There hadn’t been any confirmed cases of covid-19 infection in Laos up until about a week ago when a couple of people were found to have the virus. Since then, six more people have been infected, and all of them are related, in some way, to the first two cases. Just about everything has shut down, though, including bars, restaurants, gyms, movie theaters, and other entertainment venues. Even the two “mom-and-pop” restaurants in front of my house have closed. And, most amazing, the karaoke just across the road has shut down. Ahh, peace and quiet in the evening for a while, unless the neighbors decide to crank up their music, which they did last night. Luckily, I’m pretty well stocked up on food, so I’m staying at home, except to go jogging in the morning and maybe take a bit of a walk in the evening after the day’s heat has gone down a bit. (Lately, it’s been around 100 and will be for about the next three days.) To the heat and the virus, add in the horrendous air quality of late (> 150), and Laos is not the most pleasant place to be right now.
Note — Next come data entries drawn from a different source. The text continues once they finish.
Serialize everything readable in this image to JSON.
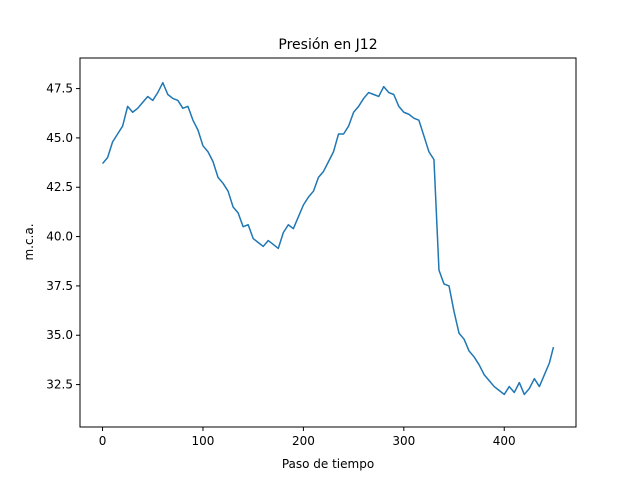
{
  "chart_data": {
    "type": "line",
    "title": "Presión en J12",
    "x_label": "Paso de tiempo",
    "y_label": "m.c.a.",
    "x": [
      0,
      5,
      10,
      15,
      20,
      25,
      30,
      35,
      40,
      45,
      50,
      55,
      60,
      65,
      70,
      75,
      80,
      85,
      90,
      95,
      100,
      105,
      110,
      115,
      120,
      125,
      130,
      135,
      140,
      145,
      150,
      155,
      160,
      165,
      170,
      175,
      180,
      185,
      190,
      195,
      200,
      205,
      210,
      215,
      220,
      225,
      230,
      235,
      240,
      245,
      250,
      255,
      260,
      265,
      270,
      275,
      280,
      285,
      290,
      295,
      300,
      305,
      310,
      315,
      320,
      325,
      330,
      335,
      340,
      345,
      350,
      355,
      360,
      365,
      370,
      375,
      380,
      385,
      390,
      395,
      400,
      405,
      410,
      415,
      420,
      425,
      430,
      435,
      440,
      445,
      449
    ],
    "series": [
      {
        "name": "J12",
        "color": "#1f77b4",
        "values": [
          43.7,
          44.0,
          44.8,
          45.2,
          45.6,
          46.6,
          46.3,
          46.5,
          46.8,
          47.1,
          46.9,
          47.3,
          47.8,
          47.2,
          47.0,
          46.9,
          46.5,
          46.6,
          45.9,
          45.4,
          44.6,
          44.3,
          43.8,
          43.0,
          42.7,
          42.3,
          41.5,
          41.2,
          40.5,
          40.6,
          39.9,
          39.7,
          39.5,
          39.8,
          39.6,
          39.4,
          40.2,
          40.6,
          40.4,
          41.0,
          41.6,
          42.0,
          42.3,
          43.0,
          43.3,
          43.8,
          44.3,
          45.2,
          45.2,
          45.6,
          46.3,
          46.6,
          47.0,
          47.3,
          47.2,
          47.1,
          47.6,
          47.3,
          47.2,
          46.6,
          46.3,
          46.2,
          46.0,
          45.9,
          45.1,
          44.3,
          43.9,
          38.3,
          37.6,
          37.5,
          36.2,
          35.1,
          34.8,
          34.2,
          33.9,
          33.5,
          33.0,
          32.7,
          32.4,
          32.2,
          32.0,
          32.4,
          32.1,
          32.6,
          32.0,
          32.3,
          32.8,
          32.4,
          33.0,
          33.6,
          34.4
        ]
      }
    ],
    "xlim": [
      -22.45,
      471.45
    ],
    "ylim": [
      30.35,
      49.05
    ],
    "xticks": [
      0,
      100,
      200,
      300,
      400
    ],
    "yticks": [
      32.5,
      {
        "value": 35,
        "label": "35.0"
      },
      37.5,
      {
        "value": 40,
        "label": "40.0"
      },
      42.5,
      {
        "value": 45,
        "label": "45.0"
      },
      47.5
    ]
  }
}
Vientiane College shut down, along with all other schools, a couple of weeks ago, so I’m on extended vacation at the moment (paid, thankfully). Our next term was supposed to start on May 7th, but that increasingly looks unlikely. Hopefully we won’t be out of commission for too much longer after that. So, I’m just sitting at home, watching movies and TV shows, doing a bit of digital art, playing online games (Lord of the Rings, Eve Online), reading and drinking beer. What’s a guy to do? We’ll get through this, but it could turn out to be rather boring after a while.

Oh, one other thing is that in the middle of April is arguably the biggest holiday of the year in Laos, the Lao New Year (Pee Mai Lao), but, because of the virus, the government has cancelled all of its holiday events and advised people not to gather in large groups for celebrations (this includes weddings and birthday parties). I’m really curious to see how many people follow through with that. I suppose there will be at least a small party out on the farm where Nai’s sister lives and where I used to live. I’ll go out there for one day (out of the three that comprise the holiday) and be sure to social distance myself from the others. How much they’ll do the same, I don’t know. If things get out of hand, I’ll boogie on out of there and go back to my house.

So, in finishing, I hope everyone stays healthy and safe. Catch up on your reading or gardening or whatever and wait it out. More later.